Raynos/non-block.md

## non-block.md

      
    Raw
  

              non-block.md
            
          
    What it means to be non-blocking in node.

From October 2011. Outdated.

In reply to Wilcox's research paper there seems to be a major confusion about what it means to be non blocking and why node is non blocking.
Now let's start with why node is in a single process and why its non-blocking.

What's the alternative?

Let's assume it's one thread per request.

Why would we not want one thread per request?

Well creating a thread is far, far from cheap. It's expensive and has a large overhead. So if your doing 1ns of computation then having a thread is madness.

Ok, so what's the solution?

No threads! Just one process, remove all the overhead. Great, we now have no overhead at all. Everything is nice and pure.
But ehm, we are doing blocking IO everywhere. We are waiting for some thing to happen and then for it to come back to us. Why should we be sitting around waiting for it when we can do more computation in parallel!.

Ok, so what's the solution?

Make all that blocking IO asynchronous. So, what just happened? We made it parallel! How did it become parallel? Well when you send a remote request to some other HTTP server we are no longer blocking waiting for it to come back to us, we are recovering our CPU cycles and putting them to good use doing other things! Blocking HTTP is bad because when you block in your HTTP request you are doing nothing but waiting.

What about the file system? Surely the file system is doing something useful while we are waiting, it's crunching data on our own PC!

Yes when you make a call to the file system your not wasting CPU cycles as such.

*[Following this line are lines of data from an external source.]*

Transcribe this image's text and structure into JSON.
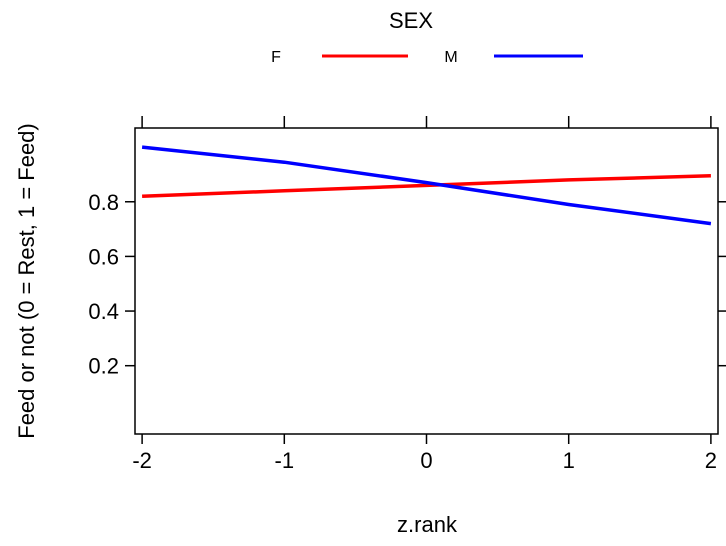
{
  "chart_data": {
    "type": "line",
    "title": "",
    "xlabel": "z.rank",
    "ylabel": "Feed or not (0 = Rest, 1 = Feed)",
    "xlim": [
      -2.05,
      2.05
    ],
    "ylim": [
      -0.05,
      1.07
    ],
    "x_ticks": [
      -2,
      -1,
      0,
      1,
      2
    ],
    "x_tick_labels": [
      "-2",
      "-1",
      "0",
      "1",
      "2"
    ],
    "y_ticks": [
      0.2,
      0.4,
      0.6,
      0.8
    ],
    "y_tick_labels": [
      "0.2",
      "0.4",
      "0.6",
      "0.8"
    ],
    "grid": false,
    "legend": {
      "title": "SEX",
      "placement": "top",
      "entries": [
        {
          "label": "F",
          "color": "#ff0000"
        },
        {
          "label": "M",
          "color": "#0000ff"
        }
      ]
    },
    "x": [
      -2,
      -1,
      0,
      1,
      2
    ],
    "series": [
      {
        "name": "F",
        "color": "#ff0000",
        "values": [
          0.82,
          0.84,
          0.86,
          0.88,
          0.895
        ]
      },
      {
        "name": "M",
        "color": "#0000ff",
        "values": [
          1.0,
          0.945,
          0.87,
          0.79,
          0.72
        ]
      }
    ]
  }
}
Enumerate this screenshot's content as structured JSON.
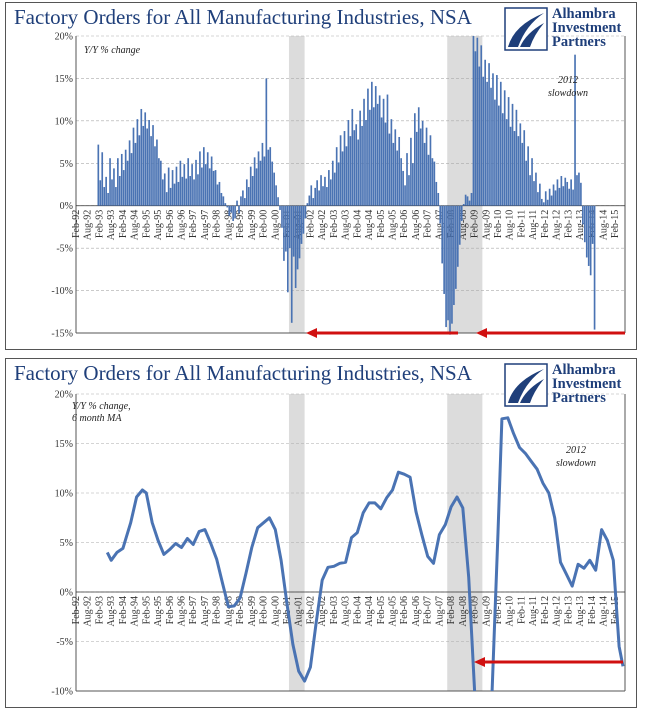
{
  "chart_data": [
    {
      "type": "bar",
      "title": "Factory Orders for All Manufacturing Industries, NSA",
      "subtitle": "Y/Y % change",
      "annotation": "2012 slowdown",
      "ylim": [
        -15,
        20
      ],
      "y_ticks": [
        "20%",
        "15%",
        "10%",
        "5%",
        "0%",
        "-5%",
        "-10%",
        "-15%"
      ],
      "x_ticks": [
        "Feb-92",
        "Aug-92",
        "Feb-93",
        "Aug-93",
        "Feb-94",
        "Aug-94",
        "Feb-95",
        "Aug-95",
        "Feb-96",
        "Aug-96",
        "Feb-97",
        "Aug-97",
        "Feb-98",
        "Aug-98",
        "Feb-99",
        "Aug-99",
        "Feb-00",
        "Aug-00",
        "Feb-01",
        "Aug-01",
        "Feb-02",
        "Aug-02",
        "Feb-03",
        "Aug-03",
        "Feb-04",
        "Aug-04",
        "Feb-05",
        "Aug-05",
        "Feb-06",
        "Aug-06",
        "Feb-07",
        "Aug-07",
        "Feb-08",
        "Aug-08",
        "Feb-09",
        "Aug-09",
        "Feb-10",
        "Aug-10",
        "Feb-11",
        "Aug-11",
        "Feb-12",
        "Aug-12",
        "Feb-13",
        "Aug-13",
        "Feb-14",
        "Aug-14",
        "Feb-15"
      ],
      "recessions": [
        [
          "2001-03",
          "2001-11"
        ],
        [
          "2007-12",
          "2009-06"
        ]
      ],
      "grid": true,
      "color": "#4a73b3",
      "x_start": "1993-01",
      "x_end": "2015-06",
      "values": [
        7.2,
        3.0,
        6.3,
        2.2,
        3.4,
        1.5,
        5.6,
        3.1,
        4.4,
        2.2,
        5.6,
        3.5,
        6.1,
        4.2,
        6.6,
        5.3,
        7.7,
        6.2,
        9.2,
        7.4,
        10.2,
        8.3,
        11.4,
        9.4,
        11.0,
        9.1,
        10.1,
        8.2,
        9.5,
        7.0,
        7.8,
        5.6,
        5.3,
        3.1,
        3.8,
        1.6,
        4.5,
        2.1,
        4.2,
        2.6,
        4.6,
        2.8,
        5.3,
        3.4,
        4.9,
        3.2,
        5.6,
        3.5,
        4.9,
        3.1,
        5.4,
        3.7,
        6.4,
        4.5,
        6.9,
        4.9,
        6.3,
        4.4,
        5.8,
        4.1,
        4.2,
        2.5,
        2.8,
        1.5,
        1.1,
        0.3,
        -0.2,
        -1.2,
        -0.8,
        -1.8,
        -1.5,
        0.6,
        -0.9,
        1.1,
        1.8,
        0.9,
        3.1,
        2.2,
        4.6,
        3.5,
        5.7,
        4.4,
        6.4,
        5.3,
        7.4,
        5.8,
        15.0,
        6.6,
        6.9,
        5.2,
        3.9,
        2.4,
        1.0,
        -0.5,
        -2.6,
        -6.5,
        -5.4,
        -10.2,
        -5.0,
        -13.8,
        -6.0,
        -9.7,
        -7.5,
        -6.2,
        -4.5,
        -3.3,
        -1.5,
        0.3,
        1.2,
        2.4,
        0.9,
        2.1,
        3.0,
        1.8,
        3.6,
        2.3,
        3.4,
        2.2,
        4.2,
        3.1,
        5.3,
        3.9,
        6.9,
        5.1,
        8.3,
        6.4,
        8.8,
        7.0,
        10.1,
        8.2,
        11.4,
        8.9,
        9.6,
        7.8,
        11.2,
        9.4,
        12.6,
        10.1,
        13.8,
        11.3,
        14.6,
        11.6,
        14.1,
        12.0,
        13.0,
        10.4,
        12.6,
        9.8,
        13.1,
        8.5,
        10.2,
        7.4,
        9.0,
        6.5,
        8.1,
        5.6,
        4.1,
        2.4,
        6.2,
        3.6,
        8.0,
        5.0,
        10.9,
        8.7,
        11.6,
        9.1,
        10.0,
        7.4,
        9.2,
        6.0,
        8.3,
        5.6,
        5.2,
        2.8,
        1.5,
        -2.1,
        -6.8,
        -10.4,
        -14.3,
        -13.5,
        -15.2,
        -13.9,
        -11.7,
        -9.8,
        -7.2,
        -4.6,
        -1.8,
        0.2,
        1.3,
        1.1,
        0.6,
        1.5,
        20.0,
        18.2,
        19.8,
        16.4,
        18.9,
        15.2,
        17.2,
        14.6,
        16.8,
        13.9,
        15.6,
        12.5,
        15.4,
        11.8,
        14.6,
        10.9,
        13.6,
        10.2,
        12.8,
        9.3,
        12.0,
        8.8,
        11.3,
        8.2,
        9.7,
        7.4,
        8.9,
        5.3,
        7.0,
        3.6,
        5.6,
        2.9,
        3.9,
        1.6,
        2.6,
        0.8,
        0.4,
        1.7,
        0.7,
        2.0,
        1.2,
        2.5,
        1.8,
        3.1,
        2.1,
        3.5,
        2.3,
        3.3,
        2.8,
        2.0,
        3.1,
        1.9,
        17.8,
        3.6,
        3.9,
        2.7,
        -2.2,
        -4.3,
        -6.1,
        -7.1,
        -8.2,
        -4.5,
        -14.6
      ]
    },
    {
      "type": "line",
      "title": "Factory Orders for All Manufacturing Industries, NSA",
      "subtitle_lines": [
        "Y/Y % change,",
        "6 month MA"
      ],
      "annotation": "2012 slowdown",
      "ylim": [
        -10,
        20
      ],
      "y_ticks": [
        "20%",
        "15%",
        "10%",
        "5%",
        "0%",
        "-5%",
        "-10%"
      ],
      "x_ticks": [
        "Feb-92",
        "Aug-92",
        "Feb-93",
        "Aug-93",
        "Feb-94",
        "Aug-94",
        "Feb-95",
        "Aug-95",
        "Feb-96",
        "Aug-96",
        "Feb-97",
        "Aug-97",
        "Feb-98",
        "Aug-98",
        "Feb-99",
        "Aug-99",
        "Feb-00",
        "Aug-00",
        "Feb-01",
        "Aug-01",
        "Feb-02",
        "Aug-02",
        "Feb-03",
        "Aug-03",
        "Feb-04",
        "Aug-04",
        "Feb-05",
        "Aug-05",
        "Feb-06",
        "Aug-06",
        "Feb-07",
        "Aug-07",
        "Feb-08",
        "Aug-08",
        "Feb-09",
        "Aug-09",
        "Feb-10",
        "Aug-10",
        "Feb-11",
        "Aug-11",
        "Feb-12",
        "Aug-12",
        "Feb-13",
        "Aug-13",
        "Feb-14",
        "Aug-14",
        "Feb-15"
      ],
      "recessions": [
        [
          "2001-03",
          "2001-11"
        ],
        [
          "2007-12",
          "2009-06"
        ]
      ],
      "grid": true,
      "color": "#4a73b3",
      "series": [
        {
          "x": [
            "1993-06",
            "1993-08",
            "1993-11",
            "1994-02",
            "1994-06",
            "1994-09",
            "1994-12",
            "1995-02",
            "1995-05",
            "1995-08",
            "1995-11",
            "1996-02",
            "1996-05",
            "1996-08",
            "1996-11",
            "1997-02",
            "1997-05",
            "1997-08",
            "1997-11",
            "1998-02",
            "1998-05",
            "1998-08",
            "1998-11",
            "1999-02",
            "1999-05",
            "1999-08",
            "1999-11",
            "2000-02",
            "2000-05",
            "2000-08",
            "2000-11",
            "2001-02",
            "2001-05",
            "2001-08",
            "2001-11",
            "2002-02",
            "2002-05",
            "2002-08",
            "2002-11",
            "2003-02",
            "2003-05",
            "2003-08",
            "2003-11",
            "2004-02",
            "2004-05",
            "2004-08",
            "2004-11",
            "2005-02",
            "2005-05",
            "2005-08",
            "2005-11",
            "2006-02",
            "2006-05",
            "2006-08",
            "2006-11",
            "2007-02",
            "2007-05",
            "2007-08",
            "2007-11",
            "2008-02",
            "2008-05",
            "2008-08",
            "2008-11",
            "2009-02",
            "2009-05",
            "2009-08",
            "2009-11",
            "2010-02",
            "2010-04",
            "2010-07",
            "2010-10",
            "2011-01",
            "2011-04",
            "2011-07",
            "2011-10",
            "2012-01",
            "2012-04",
            "2012-07",
            "2012-10",
            "2013-01",
            "2013-04",
            "2013-07",
            "2013-10",
            "2014-01",
            "2014-04",
            "2014-07",
            "2014-10",
            "2015-01",
            "2015-04",
            "2015-06"
          ],
          "values": [
            4.0,
            3.2,
            4.0,
            4.4,
            7.0,
            9.6,
            10.3,
            10.0,
            7.0,
            5.2,
            3.8,
            4.3,
            4.9,
            4.5,
            5.4,
            4.8,
            6.1,
            6.3,
            4.9,
            3.3,
            0.9,
            -1.5,
            -1.4,
            -0.6,
            1.9,
            4.5,
            6.5,
            7.0,
            7.5,
            6.3,
            3.2,
            -1.2,
            -5.3,
            -8.0,
            -9.0,
            -7.6,
            -3.0,
            1.2,
            2.5,
            2.6,
            2.9,
            3.0,
            5.5,
            6.0,
            8.0,
            9.0,
            9.0,
            8.4,
            9.5,
            10.3,
            12.1,
            11.9,
            11.6,
            8.1,
            5.8,
            3.6,
            2.9,
            5.8,
            6.8,
            8.6,
            9.6,
            8.5,
            1.5,
            -10.0,
            -14.0,
            -12.0,
            -10.0,
            6.0,
            17.5,
            17.6,
            16.0,
            14.6,
            14.0,
            13.2,
            12.4,
            11.0,
            10.0,
            7.5,
            3.0,
            1.8,
            0.6,
            2.8,
            2.4,
            3.2,
            2.2,
            6.3,
            5.2,
            3.2,
            -5.5,
            -7.5
          ]
        }
      ]
    }
  ],
  "logo": {
    "line1": "Alhambra",
    "line2": "Investment",
    "line3": "Partners"
  }
}
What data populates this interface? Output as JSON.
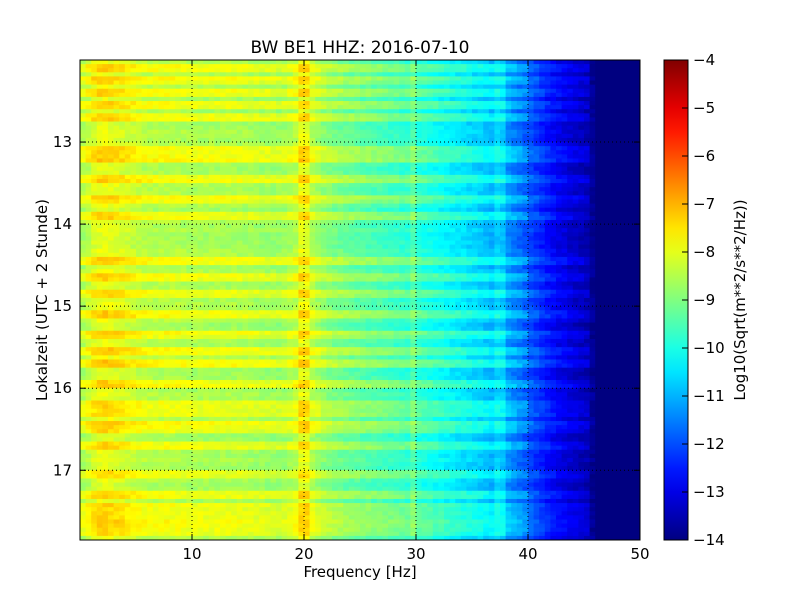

However what if you could parallelize file system access without having to faff around with threads ourself? See, if we make file system access asynchronous it basically means that someone is accessing the file system for us in the background (possibly in parallel on the internal thread pool or the IOCP windows magic!) and once it is done it will come back to us.

But where does this event loop business come into play?

Well we have an event loop. On the first loop of the event loop we do a whole bunch of things. Some of these things are asynchronous. Now with asynchronous things we basically tell the event loop "Go and tell someone to do this, then run this when someone finished doing it". Once were done with the first loop of the event loop, we are just going to sit there idly waiting.

Woh but idling is bad!

Idling is only bad if we could be doing something useful instead. Can we do anything useful instead? Oh wait, we just got a message from the event loop. The event loop says "here's an incoming HTTP request and here's that code you wanted me to run when it came in", so now we can go and do something useful and handle that HTTP request. Once we are done handling the HTTP request we give control back to the event loop.
Now the event loop says "Whilst you were doing that two file system requests finished, I'll give you file1 now and once you give control back to me again, I'll give you file2".

So basically the event loop is a global handler for message passing between IO calls.

Eh.., yes something like that.

So everything should be asynchronous and non-blocking in node! Ok, when I do a bit of computation I will make it non blocking by calling process.nextTick and giving control back to the event loop!

WOH! Wait, WHAT? Now ask yourself why would you want to make that computation asyc & non-blocking? Is it because your sitting there waiting for something to happen remotely?
No it's not, your doing the computation on your own CPU. Is it because if you do it asynchronously you will be able to make it parallel without faffing around with threads? No, because JavaScript is single threaded, you can't just magically make it parallel.
Now what are you actually doing, your saying I have these things happen in sequence and I want to make it look like they happen in parallel. So I will time share them using process.nextTick.

But I'm doing some expensive computation and I'm hogging the event loop!

I see, well a manual load balancing system using process.nextTick and the event loop is not the solution. What you want instead is a real load balancer in front of your node server.
Ideally you have N node instances behind the node server. Each node instance has it's own event loop and all actions on the node instance take roughly roughly the same time. If you split your node instances up by fast, average and slow actions then relatively none of these actions are "hogging" the event loop more then the other.

That's not good enough, I want it to be magically parallel!

It doesn't quite work like that, if you want it to be parallel create a new child process. Of course a child process has overhead so you have to think about whether you want to do this. For example, spawning a child process to do video encoding using a C library would be a good use-case.
What you were doing before was time sharing.
Now go read up on Time-sharing and Co-operative multi-tasking
What you really want is for the operation system to use Pre-emption on your multiple processes. I.e. the OS can do this time sharing better then you can.
Now hopefully you understand why we only care about non-blocking IO and that abusing process.nextTick and claiming you can do better process scheduling then an OS makes no sense.

But isn't running one process bad for my node server when I have 8 cores?

Meh node --cluster free cluster based load balancing to scale to your 8 cores.